During the retreat, led by author, poet, motivational speaker and South Pointe High School teacher Carlo L’Chelle Dawson, the group met at an outdoor venue to learn more about each other and to talk about what they contribute to ELP.
ELP promotes critical early childhood development, including reading and bonding between families and preschool children. With its Reach Out and Read program, through which it partners with 10 York County pediatric clinics, children from birth to 5 years receive books from pediatricians at their well child visits, and medical providers talk about the benefits.
Through ELP’s collaboration with the national ROR office and its ROR-Carolinas affiliate, ELP provides training and children’s books that are diverse and age and language appropriate.

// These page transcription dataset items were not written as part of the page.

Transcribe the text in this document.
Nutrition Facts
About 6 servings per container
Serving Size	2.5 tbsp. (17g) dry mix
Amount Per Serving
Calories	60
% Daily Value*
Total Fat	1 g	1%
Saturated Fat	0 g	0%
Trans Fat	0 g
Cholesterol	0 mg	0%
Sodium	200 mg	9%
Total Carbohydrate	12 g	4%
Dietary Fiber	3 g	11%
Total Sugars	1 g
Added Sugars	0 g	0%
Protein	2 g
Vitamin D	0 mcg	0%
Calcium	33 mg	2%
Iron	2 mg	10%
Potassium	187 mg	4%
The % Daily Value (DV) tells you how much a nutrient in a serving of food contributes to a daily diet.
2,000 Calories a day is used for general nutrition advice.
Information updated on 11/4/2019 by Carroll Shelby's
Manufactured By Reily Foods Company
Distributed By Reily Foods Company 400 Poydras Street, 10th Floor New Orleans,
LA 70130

ELP also supports the medical team, which promotes bonding, early brain development, and a love of learning in young children and families.
Dawson, a storyteller and author of three children’s books and two poetry books, including her children’s book, “Why We Celebrate: The Rich Legacy of Juneteeth,” led retreat participants in several team-building exercises.

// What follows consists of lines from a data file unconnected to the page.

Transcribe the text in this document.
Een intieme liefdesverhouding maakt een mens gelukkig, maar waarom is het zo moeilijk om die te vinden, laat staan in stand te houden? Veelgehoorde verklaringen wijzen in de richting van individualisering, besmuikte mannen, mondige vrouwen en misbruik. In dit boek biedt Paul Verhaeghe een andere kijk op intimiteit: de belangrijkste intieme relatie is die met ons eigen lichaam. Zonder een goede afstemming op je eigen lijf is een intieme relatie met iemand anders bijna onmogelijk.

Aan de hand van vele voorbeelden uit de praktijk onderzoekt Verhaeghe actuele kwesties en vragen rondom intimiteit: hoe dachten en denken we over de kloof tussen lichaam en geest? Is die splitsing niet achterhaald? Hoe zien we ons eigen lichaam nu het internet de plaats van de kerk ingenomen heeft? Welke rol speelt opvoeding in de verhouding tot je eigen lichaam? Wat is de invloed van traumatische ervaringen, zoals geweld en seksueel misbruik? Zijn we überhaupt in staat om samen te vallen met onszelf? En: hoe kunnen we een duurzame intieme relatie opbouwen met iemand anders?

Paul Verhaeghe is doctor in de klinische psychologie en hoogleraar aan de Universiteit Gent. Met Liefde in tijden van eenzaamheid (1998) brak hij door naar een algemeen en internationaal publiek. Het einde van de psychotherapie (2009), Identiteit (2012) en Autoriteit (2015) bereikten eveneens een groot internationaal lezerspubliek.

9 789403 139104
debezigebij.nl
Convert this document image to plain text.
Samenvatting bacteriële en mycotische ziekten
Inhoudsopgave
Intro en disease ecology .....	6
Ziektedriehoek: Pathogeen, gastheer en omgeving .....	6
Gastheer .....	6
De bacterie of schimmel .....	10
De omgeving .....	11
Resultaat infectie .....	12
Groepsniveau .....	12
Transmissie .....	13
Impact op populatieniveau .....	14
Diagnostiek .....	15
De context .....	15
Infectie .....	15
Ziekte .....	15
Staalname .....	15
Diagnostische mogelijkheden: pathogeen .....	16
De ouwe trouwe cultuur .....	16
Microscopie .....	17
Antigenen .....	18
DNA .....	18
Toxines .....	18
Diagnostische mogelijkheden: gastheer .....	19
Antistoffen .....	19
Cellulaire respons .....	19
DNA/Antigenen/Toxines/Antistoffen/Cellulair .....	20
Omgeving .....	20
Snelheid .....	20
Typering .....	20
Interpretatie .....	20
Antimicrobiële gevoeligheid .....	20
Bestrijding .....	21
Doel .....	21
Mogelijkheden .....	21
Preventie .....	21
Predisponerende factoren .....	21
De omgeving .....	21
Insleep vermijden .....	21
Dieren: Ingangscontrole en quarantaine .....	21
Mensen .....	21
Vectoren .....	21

The group members learned more about each other in an exercise in which they shared the origins of their own first and last names and talked about how those names have affected their walk through life.
They also wrote poems in which they compared ELP and its mission to an animal, object or insect. The members described ELP as loyal as a lab, eager as a puppy, wise as an owl and sharing heavy burdens like a horse.
The members also were asked to think about what they contribute to the organization and its future and to write story titles that sum it up.
“Open doors, open books, open minds,” one member wrote.
Another wrote: “Every child is a new beginning, and I want to be a part of that future.”
Other members wrote titles that focused on building connections, impacting lives, giving opportunities, empowering children, creating change, increasing awareness and helping others through literacy and bonding.
“I think this is very powerful, and I love that it is coming from each of you, “ said executive director Teresa Creech, who thanked board members for their commitment and their ability to adapt to changes.
“We’ve always been flexible,” Creech told the group, referring to ELP’s history of adapting to different circumstances. “And we’ve been good stewards of the money that has been given to us by the community.”